Northern Prairie Wildlife Research Center
Cultivation, or tillage, of soil is integral to the process of raising most crops. The amount of cultivation varies with the tillage system. Conventional tillage consists of tilling fields up to several times per year to prepare fields for planting and to control weeds after the crop has emerged. Little crop-plant residue remains on the surface of the soil during the growing season. Tillage is often the main method of weed control in organic farming. Conservation tillage, defined by the Conservation Technology Information Center (CTIC), is any tillage and planting system that maintains at least 30% of the soil surface covered by residue after planting to reduce soil erosion by water or, where wind erosion is the primary concern, maintains at least 1,000 pounds/acre of residue throughout the critical wind-erosion period (CTIC 1994). The types of conservation tillage are no-till, ridge-till, and mulch-till. Reduced tillage, which leaves 15-30% crop residue or 500-1000 pounds/acre of residue, is a form of crop-residue management but is not currently considered conservation tillage (CTIC 1994).

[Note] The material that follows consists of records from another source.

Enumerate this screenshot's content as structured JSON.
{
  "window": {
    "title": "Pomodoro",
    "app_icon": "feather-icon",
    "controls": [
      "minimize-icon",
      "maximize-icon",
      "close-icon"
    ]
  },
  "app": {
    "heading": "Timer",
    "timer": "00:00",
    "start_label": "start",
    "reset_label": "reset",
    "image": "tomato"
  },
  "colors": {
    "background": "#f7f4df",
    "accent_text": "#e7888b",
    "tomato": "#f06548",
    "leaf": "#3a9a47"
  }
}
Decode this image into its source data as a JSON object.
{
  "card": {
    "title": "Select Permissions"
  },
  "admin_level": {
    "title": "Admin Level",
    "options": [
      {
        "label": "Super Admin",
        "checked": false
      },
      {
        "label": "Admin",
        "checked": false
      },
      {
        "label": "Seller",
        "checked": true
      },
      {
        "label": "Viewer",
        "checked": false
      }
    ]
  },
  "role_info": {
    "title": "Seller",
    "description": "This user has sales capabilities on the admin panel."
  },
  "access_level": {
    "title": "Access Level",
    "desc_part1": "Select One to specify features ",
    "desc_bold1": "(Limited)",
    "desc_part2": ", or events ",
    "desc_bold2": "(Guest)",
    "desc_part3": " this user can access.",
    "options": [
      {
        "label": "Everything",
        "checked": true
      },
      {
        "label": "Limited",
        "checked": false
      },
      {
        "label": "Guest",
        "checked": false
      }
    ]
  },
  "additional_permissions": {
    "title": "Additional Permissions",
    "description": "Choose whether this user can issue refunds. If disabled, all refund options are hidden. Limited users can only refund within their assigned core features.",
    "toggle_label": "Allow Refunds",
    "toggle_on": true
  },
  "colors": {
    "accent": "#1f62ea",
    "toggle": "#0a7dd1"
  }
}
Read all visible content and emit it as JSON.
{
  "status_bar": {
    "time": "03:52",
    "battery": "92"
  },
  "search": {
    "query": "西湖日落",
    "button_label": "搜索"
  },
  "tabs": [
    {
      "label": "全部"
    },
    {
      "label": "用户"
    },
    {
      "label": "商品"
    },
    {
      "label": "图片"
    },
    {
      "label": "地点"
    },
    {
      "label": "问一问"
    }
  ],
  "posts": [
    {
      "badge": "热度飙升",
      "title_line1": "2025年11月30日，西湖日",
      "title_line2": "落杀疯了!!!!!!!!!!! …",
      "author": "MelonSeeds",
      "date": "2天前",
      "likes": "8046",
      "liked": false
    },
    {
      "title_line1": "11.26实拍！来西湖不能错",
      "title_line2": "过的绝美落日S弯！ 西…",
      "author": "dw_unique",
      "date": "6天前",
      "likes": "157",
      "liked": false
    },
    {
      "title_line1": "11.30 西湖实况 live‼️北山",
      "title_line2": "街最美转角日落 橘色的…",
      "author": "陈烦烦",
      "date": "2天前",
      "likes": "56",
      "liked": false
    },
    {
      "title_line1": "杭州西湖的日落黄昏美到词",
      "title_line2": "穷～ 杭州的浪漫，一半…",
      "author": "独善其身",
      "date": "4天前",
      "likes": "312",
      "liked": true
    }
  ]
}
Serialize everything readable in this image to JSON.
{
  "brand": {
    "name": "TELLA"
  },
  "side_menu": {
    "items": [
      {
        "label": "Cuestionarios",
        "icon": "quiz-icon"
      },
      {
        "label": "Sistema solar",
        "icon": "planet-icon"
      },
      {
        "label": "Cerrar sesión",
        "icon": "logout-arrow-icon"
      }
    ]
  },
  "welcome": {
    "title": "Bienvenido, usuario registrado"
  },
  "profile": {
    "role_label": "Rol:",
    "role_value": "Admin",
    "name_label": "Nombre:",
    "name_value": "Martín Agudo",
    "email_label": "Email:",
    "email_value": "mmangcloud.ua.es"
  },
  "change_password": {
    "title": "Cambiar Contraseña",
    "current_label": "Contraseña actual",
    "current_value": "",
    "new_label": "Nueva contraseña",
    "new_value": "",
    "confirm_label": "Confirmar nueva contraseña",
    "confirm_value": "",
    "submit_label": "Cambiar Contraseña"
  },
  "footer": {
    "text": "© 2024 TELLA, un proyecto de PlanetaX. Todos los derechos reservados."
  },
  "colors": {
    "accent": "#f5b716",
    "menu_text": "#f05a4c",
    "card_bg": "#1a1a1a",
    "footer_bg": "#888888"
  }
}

Cultivation affects birds in several ways (Best 1985, Rodenhouse et al. 1993). The amount of cultivation of rowcrop fields influences bird use by affecting the amount of crop residue on the surface of the soil (Rodenhouse and Best 1983, Basore et al. 1986). An immediate effect of cultivation may be to expose arthropods and other prey to foraging birds, etc. A more lasting effect, however, is a reduction in abundance of the litter-dwelling arthropods that are prey items for many birds. Conventionally tilled fields have lower arthropod abundance than no-till fields or idle areas except during pest outbreaks in the crop (Hendrix et al. 1986). Early-summer cultivation also can disrupt nesting activity, destroying nests or causing nest abandonment (e.g., Rodenhouse and Best 1983).
The extent of conservation tillage has increased in recent years. Using a slightly different definition of conservation tillage from that in CTIC (1994), CTIC (1983) reported that conservation tillage was used on 10% of U.S. cropland in 1982 and reduced tillage on another 14%. Conservation tillage increased from 28%to 40% of the planted area in the Midwest between 1990 and 1994 (CTIC 1994). This increase occurred throughout the Midwest (fig. 3). Reduced tillage was used on another 24% of the planted area in the Midwest in 1994 (CTIC 1994). This increase in conservation tillage is an important contribution to sustainable agriculture (Barrett et al. 1990). Other contributions are organic farming, alternative crops, and strip intercropping.
Figure 3. Recent changes in estimated extent of conservation tillage in three midwestern regions (CTIC 1994).